I gave up the idea of changing Solitaire from Bermudan to cutter rig as the cost was too high. The best I could afford was to step up the lower shrouds from 6 to 8mm wire, matching them with the rest of the standard rigging. I had used a local Birmingham firm when I first rigged Solitaire in 1975, so I wrote to them asking for a quotation for the stainless steel wire fitted with swaged ends. They answered by return with a price out of my reach. I had just finished reading their letter when there was a knock on Solitaire’s hull. The company’s representative had called to explain that the price was high because the firm did not do their own swaging. The rep said that since he dealt with local companies doing this kind of work he could put it through at trade cost, and he spent three days chasing back and forth. The modification still cost £85 but what really warmed my heart was that a hometown firm had gone to so much trouble. I still had to change the rigging connections at the top of the mast but that was only a day’s work.
A ship’s battery, something I could not take chances with, cost £80. Solitaire’s motor can be started by hand but only with difficulty, and after months at sea I thought I might be too weak even to try swinging it. New halyards and sheets took another £75. Rome managed to buy charts, almanac, radio and navigation books through the RAF at a discount, but it was still a drain. Some of my original charts could be used again. At one stage Rome pointed out that I had no chart of Australia, which led to our having words. ‘Since I’ve no intention of going within 200 miles of that coast I don’t need a chart,’ I told him.

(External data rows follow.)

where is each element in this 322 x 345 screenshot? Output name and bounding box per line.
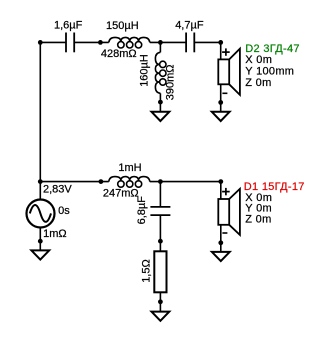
D2 plus terminal [222, 48, 230, 55]
junction C3-R1 [158, 239, 163, 244]
svg-text:Y 100mm: Y 100mm [245, 66, 294, 78]
svg-text:247mΩ: 247mΩ [103, 188, 139, 200]
node C1-L1 [98, 40, 103, 45]
node L1-C2-L2 [158, 40, 163, 45]
inductor L1 150µH / 428mΩ [109, 37, 150, 48]
capacitor C2 4,7µF plates [186, 33, 194, 53]
wire node to L2 [159, 42, 161, 52]
D2 minus terminal [222, 92, 227, 94]
wire L2 to ground [159, 93, 161, 112]
wire C3 to R1 [159, 216, 161, 252]
speaker D1 symbol [218, 189, 240, 235]
svg-text:D2 3ГД-47: D2 3ГД-47 [245, 43, 300, 55]
svg-text:1,6µF: 1,6µF [54, 19, 83, 31]
ground under R1 [152, 312, 170, 321]
wire D1 to ground [220, 225, 222, 252]
svg-text:160µH: 160µH [138, 54, 150, 87]
node source-L3 [99, 179, 104, 184]
resistor R1 1,5Ω body [154, 251, 166, 292]
wire D2 to ground [220, 84, 222, 112]
wire left rail vertical [39, 42, 41, 181]
junction D1-ground [218, 240, 223, 245]
wire C2 to D2 node [195, 41, 221, 43]
svg-text:2,83V: 2,83V [43, 183, 72, 195]
wire bottom rail: source to L3 [40, 181, 109, 183]
junction source-ground [38, 239, 43, 244]
svg-text:Z 0m: Z 0m [245, 214, 271, 226]
capacitor C3 6,8µF plates [150, 207, 170, 215]
junction D2-ground [218, 100, 223, 105]
node source-bottom rail [38, 179, 43, 184]
ground under D1 [212, 252, 230, 261]
D1 plus terminal [222, 188, 230, 195]
junction L2-ground [158, 100, 163, 105]
svg-text:0s: 0s [58, 205, 70, 217]
source V1 circle [27, 200, 55, 228]
inductor L2 160µH / 390mΩ vertical [155, 52, 166, 93]
ground under D2 [212, 112, 230, 121]
wire C1 to L1 [75, 41, 109, 43]
svg-text:428mΩ: 428mΩ [101, 48, 137, 60]
svg-text:1,5Ω: 1,5Ω [141, 259, 153, 283]
inductor L3 1mH / 247mΩ [109, 177, 150, 188]
ground under L2 [152, 112, 170, 121]
source V1 sine [30, 205, 51, 222]
svg-text:X 0m: X 0m [245, 54, 272, 66]
capacitor C1 1,6µF plates [66, 33, 74, 53]
node L3-C3 [158, 179, 163, 184]
junction R1-ground [158, 299, 163, 304]
wire source to ground [39, 228, 41, 251]
speaker D2 symbol [218, 49, 240, 95]
svg-text:Z 0m: Z 0m [245, 77, 271, 89]
svg-text:1mH: 1mH [118, 162, 141, 174]
node top-left corner [38, 40, 43, 45]
wire node to D2 [220, 42, 222, 59]
node L3-D1 [218, 179, 223, 184]
svg-text:1mΩ: 1mΩ [43, 228, 67, 240]
wire node to C3 [159, 182, 161, 207]
wire L1 to C2 [150, 41, 186, 43]
svg-text:150µH: 150µH [106, 20, 139, 32]
svg-text:6,8µF: 6,8µF [136, 196, 148, 225]
svg-text:390mΩ: 390mΩ [164, 64, 176, 100]
D1 minus terminal [222, 232, 227, 234]
svg-text:4,7µF: 4,7µF [175, 19, 204, 31]
wire top rail: left corner to C1 [40, 41, 65, 43]
node C2-D2 [218, 40, 223, 45]
wire L3 to D1 node [150, 181, 221, 183]
ground under source [31, 250, 49, 259]
wire node to D1 [220, 182, 222, 199]
wire R1 to ground [159, 292, 161, 311]
wire to source top [39, 182, 41, 200]
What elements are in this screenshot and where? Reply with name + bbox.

Rome finally walked away shaking his head after my last remark that it was six months away, and I’d worry about it when I got there.

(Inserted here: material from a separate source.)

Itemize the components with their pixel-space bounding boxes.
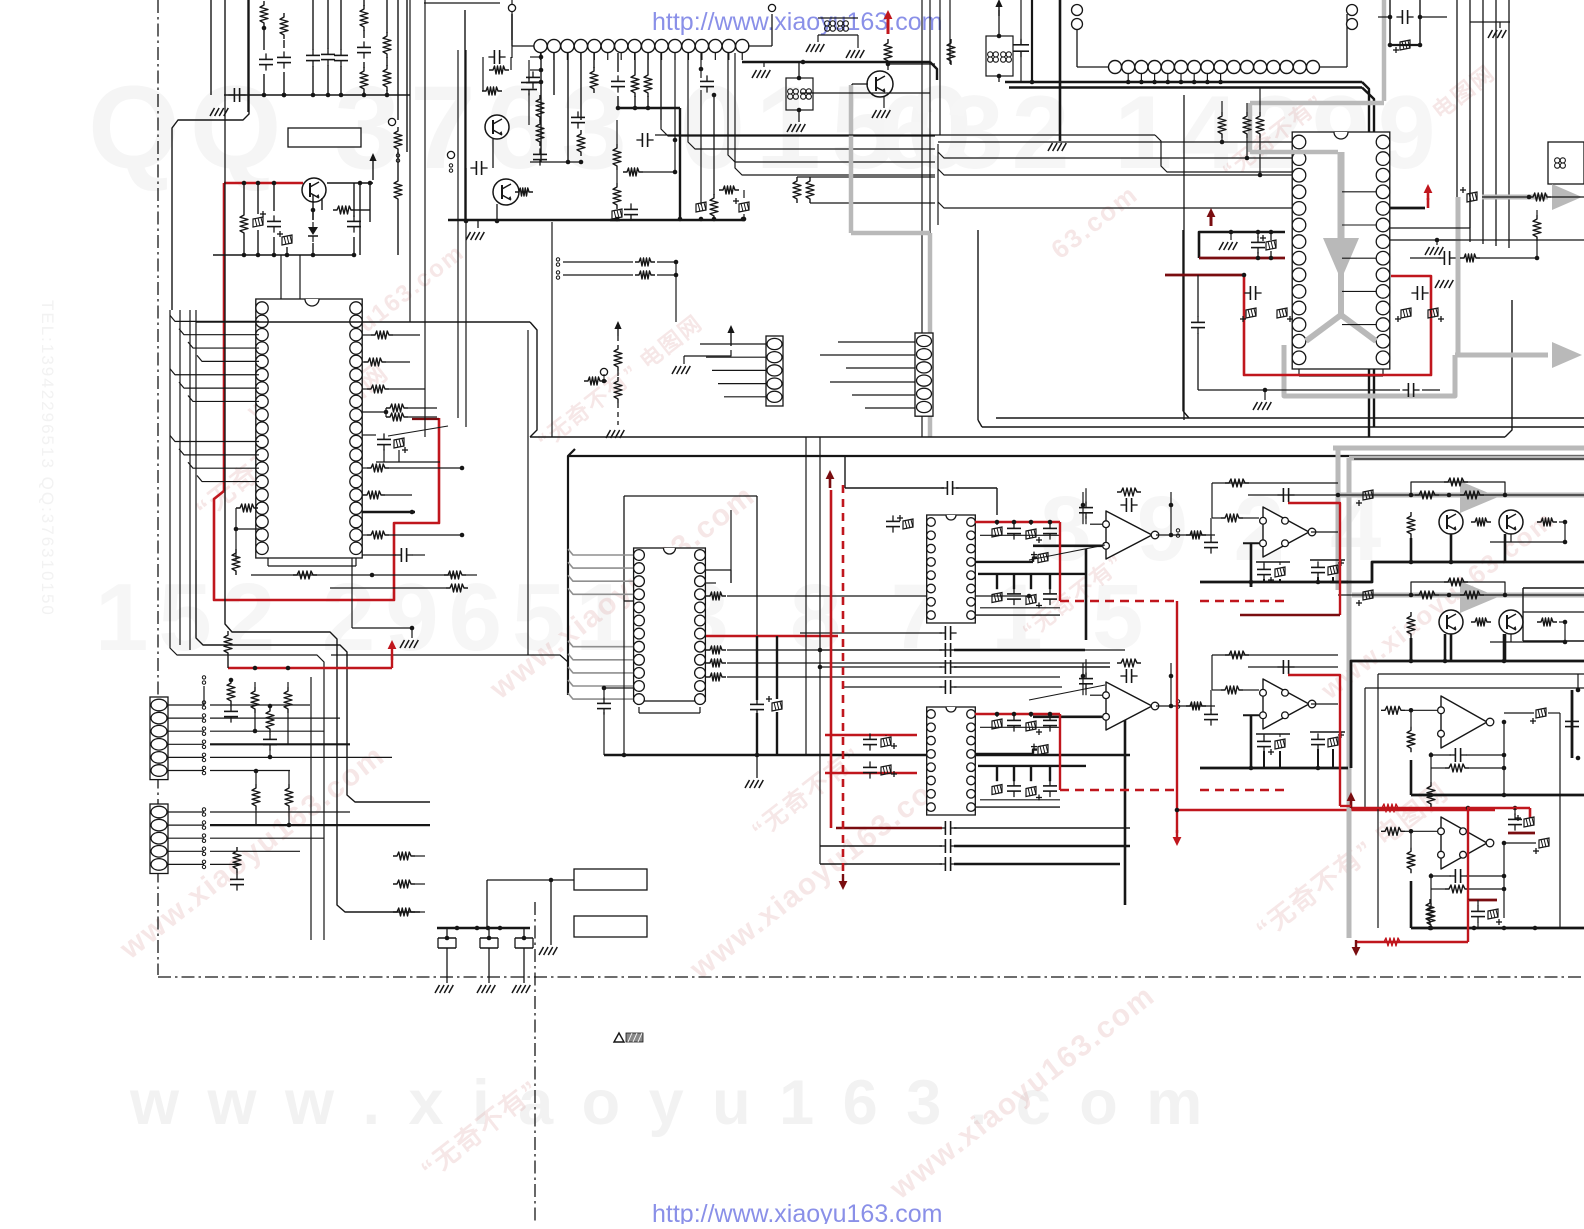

The problem of lack of money was forever raising its head, not simply because I couldn’t afford to buy the things I needed but because I had tried to prevent friends realising just how broke I was. Peter and Fanny Tolputt, who owned a local guest house, took me along to the wholesalers for stores, where I spent £120 buying the cheapest food I could find. They were convinced that I just did not like tinned steak, duck or salmon! At the very least I needed to buy double the amount of food already on Solitaire, the eight connections on the mast’s top rigging had to be changed (say £60 for that) and I had to buy at least one used headsail for running before the winds in the Southern Ocean.